Debemos creer con absoluta certeza, que la experiencia que vivimos con el Gobierno de Sebastián Piñera, a pesar de las diferencias en cuanto a su manejo con los partidos políticos y su sintonía con la ciudadanía, dejará en evidencia el actuar de una administración, que se encargó de detener   el vuelo de una Nación, generadora de empleos, de estabilidad económica y que comenzaba a abrir reales oportunidades para todos, disminuyendo en parte las brechas de desigualdad.
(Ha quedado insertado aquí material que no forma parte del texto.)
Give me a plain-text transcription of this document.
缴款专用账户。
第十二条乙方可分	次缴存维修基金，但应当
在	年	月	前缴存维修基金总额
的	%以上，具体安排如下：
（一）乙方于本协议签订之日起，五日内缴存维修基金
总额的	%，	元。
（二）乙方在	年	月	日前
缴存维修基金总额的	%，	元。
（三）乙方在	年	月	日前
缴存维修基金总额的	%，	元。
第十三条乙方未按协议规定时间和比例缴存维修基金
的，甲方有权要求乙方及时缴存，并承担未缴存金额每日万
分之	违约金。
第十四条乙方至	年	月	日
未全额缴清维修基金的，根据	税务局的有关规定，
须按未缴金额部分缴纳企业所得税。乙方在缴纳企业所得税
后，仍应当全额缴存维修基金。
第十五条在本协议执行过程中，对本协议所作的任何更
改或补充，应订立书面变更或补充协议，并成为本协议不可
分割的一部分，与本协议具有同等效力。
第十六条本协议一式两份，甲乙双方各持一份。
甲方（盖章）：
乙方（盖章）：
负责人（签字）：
A su vez, los partidos de la Nueva Mayoría, pasarán a la historia como una coalición instrumental que a expensas de un discurso cargado de ideologismo y fanatismo, se sirvieron del Estado y en consecuencia desplazaron el bienestar común, por el beneficio de unos pocos.

No es de extrañarse que en la oposición, sea Renovación Nacional, partido que siempre ha tenido un rol preponderante en la historia de los grandes acuerdos, que ofrezca de entre sus militantes los liderazgos con mayor convocatoria ciudadana. Voces como las de Andrés Allamand, Alberto Espina, o más recientes como Francisco Chahúan y Manuel José Ossandón, recogen la esencia social, del chileno de clase media que ve hoy con preocupación el porvenir del país, debido a lo desatada que está la delincuencia, a la falta de oportunidades y a la injusticia social, esta última marcada por hechos de corrupción, provenientes de quienes viven en una realidad, en que la  impunidad es beneficio adquirido.

Esta lamentable situación a la que se ha llegado, no es sino la culminación del proceso de funcionamiento de una Institucionalidad de Estado ineficiente, que formateo de su disco duro el ideal de hacer de Chile un país próspero, de seguridades y oportunidades y en que el mérito tuviera su justa recompensa, y de una oposición alejada de lo ciudadano. Pero como dijo Thatcher, “Es posible tener que librar una batalla más de una vez para ganarla” el desafío es claro se requiere nuevamente de un liderazgo pero desde la unidad de un sector, pasando por las pequeñas comunas para llegar a las grandes regiones, trabajando sin excusas y con sincera lealtad a la dignidad de las personas.